George Miller’s Three Thousand Years of Longing is stories within stories within stories. It’s about a woman—a professor of narrative, no less—who gets caught up in a fantasy story of her own. On a trip to a conference in Istanbul, she takes a neat little blue glass bottle back to her hotel room. There she discovers her souvenir contains a djinn who promptly offers her the customary three wishes. Being a learned reader of myths and fables, she wisely demurs at first, all too aware that stories about wishes are always, as she says, “cautionary tales.” And so he sets out to win her trust by telling her tales of his life. She’s bound to this mythical being through the rules of his existence, and drawn deeper into his spell by the magic of his stories, and his willingness to hear hers. The latter are more familiar—an imaginary friend, an illness, a faded relationship. Tilda Swinton plays her with a sturdily mousy fragile determination, as she explains how she’s settled into the disappointments and satisfactions of her life with what she claims is contentment. That’s her story, at least.
His stories are where the fantasy takes flight. Idris Elba plays the djinn with a stone-faced rubbery surrealism, literally smoldering from the ears or fingertips at times as he lounges in a hotel robe in our present, while spinning phantasmagoric narratives of his past. Miller brings these tales alive with vivid imagination casually deployed. (It’s worth remembering the man who gave us Mad Max and Babe and Happy Feet loves framing his stories as legends and fables remembered and recounted.) These sequences swoop into imagined histories populated with interesting faces and off-hand unreality—swirling spells, a stringed instrument that partially plays itself, a spider-wizard who hatches from the head of a guard, an ostrich-man whispering secrets into a genie’s ear. They cross ancient sex and violence—battlefields and bedrooms—to find the djinn constantly close, and yet so far, from the release of freedom in the midst of their fantasy melodramas. Somehow these kings and queens and warriors and slaves and bards can’t quite get to that third wish that will let him go. In these twisty narratives, Miller finds an earthiness, a sensuality to the images, a mythopoeic scope to the pronouncements, and a beguilingly sly dark humor to the whimsy of it all that keeps us drawn in while on edge. How much of this is to be taken at face value, and how much is mere seductive doodling around the edges of our collective memories of epic poetry past?

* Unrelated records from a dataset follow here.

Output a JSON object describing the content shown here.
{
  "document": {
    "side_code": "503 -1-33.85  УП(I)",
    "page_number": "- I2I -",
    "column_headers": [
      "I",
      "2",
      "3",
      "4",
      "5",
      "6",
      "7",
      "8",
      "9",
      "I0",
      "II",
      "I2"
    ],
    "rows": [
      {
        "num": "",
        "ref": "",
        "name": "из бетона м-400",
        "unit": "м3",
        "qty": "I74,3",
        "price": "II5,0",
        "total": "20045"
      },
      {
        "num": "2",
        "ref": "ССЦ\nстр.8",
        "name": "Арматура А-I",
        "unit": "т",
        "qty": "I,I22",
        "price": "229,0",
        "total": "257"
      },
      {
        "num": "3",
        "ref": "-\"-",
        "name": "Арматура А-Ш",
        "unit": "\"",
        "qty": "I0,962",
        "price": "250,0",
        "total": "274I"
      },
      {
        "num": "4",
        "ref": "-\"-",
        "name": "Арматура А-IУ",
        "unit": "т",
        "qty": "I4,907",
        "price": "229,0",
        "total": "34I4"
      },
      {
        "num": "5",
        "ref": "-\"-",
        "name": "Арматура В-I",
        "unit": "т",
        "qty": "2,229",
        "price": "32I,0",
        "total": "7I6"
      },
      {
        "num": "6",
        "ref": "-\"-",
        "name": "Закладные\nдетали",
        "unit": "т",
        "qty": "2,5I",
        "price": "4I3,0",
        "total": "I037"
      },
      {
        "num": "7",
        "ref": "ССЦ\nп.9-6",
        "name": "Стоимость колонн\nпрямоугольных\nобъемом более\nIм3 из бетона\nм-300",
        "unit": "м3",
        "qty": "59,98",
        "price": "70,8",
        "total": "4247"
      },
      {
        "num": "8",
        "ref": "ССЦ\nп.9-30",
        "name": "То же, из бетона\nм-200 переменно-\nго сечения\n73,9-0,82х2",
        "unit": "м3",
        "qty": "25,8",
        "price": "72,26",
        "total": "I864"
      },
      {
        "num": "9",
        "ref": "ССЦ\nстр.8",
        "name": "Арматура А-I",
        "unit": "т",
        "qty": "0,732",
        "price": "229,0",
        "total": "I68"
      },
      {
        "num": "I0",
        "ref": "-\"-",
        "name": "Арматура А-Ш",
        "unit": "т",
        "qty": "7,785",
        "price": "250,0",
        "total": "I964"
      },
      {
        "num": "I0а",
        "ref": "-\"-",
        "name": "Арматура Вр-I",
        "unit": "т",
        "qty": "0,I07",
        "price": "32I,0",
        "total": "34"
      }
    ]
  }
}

It’s compellingly drawn out on that razor’s edge of disbelief, enough to invest in while resolutely meta-textual, teetering its way toward an earnest outcome. That’s fitting considering the audience for these tales within the film itself. The professor listens eagerly. We’ve seen her semi-solitary existence, enlivened by books and the occasional colleague. She lives for the ways these ancient modes of storytelling reverberate and resonate even in our more scientific age that’s dimmed their spirits. Here she’s met her match for personifying the magic of fiction. Forget wishing; maybe that’s enough. They’re each Scheherazade by way of Joan Didion—telling stories in order to live. Miller brings out this connection between the central pair. They both need the fictions—or are they their realities?—to exist for each other. Come to think of it, it’s also how they exist for each other. (The possibility that it’s all in her head is held out in a tantalizingly unresolved ambiguity that remains plausible throughout without undercutting the sentiments within.) The tellers, and the tellings, have power.
Isn’t that an immortal truth of stories? We create them. They exist as long as they are passed along, and by our telling and retelling of them, they keep something about our humanity alive long after we depart. How poignant, then, to watch an embodiment of stories brought forth anew into our world—and see that he might survive despite modernity’s ambient distractions’ best efforts to sap his strength. He explains himself without demystifying his magic. If nothing else, his audience of one remembers why she loved such a thing—deeply, truly, beautifully. The longing at the movie’s core is for a fantasy’s freedom, to be heard and understood and loved. And it’s in the curious place within each of us that always yearns to be satisfied by a story well-told.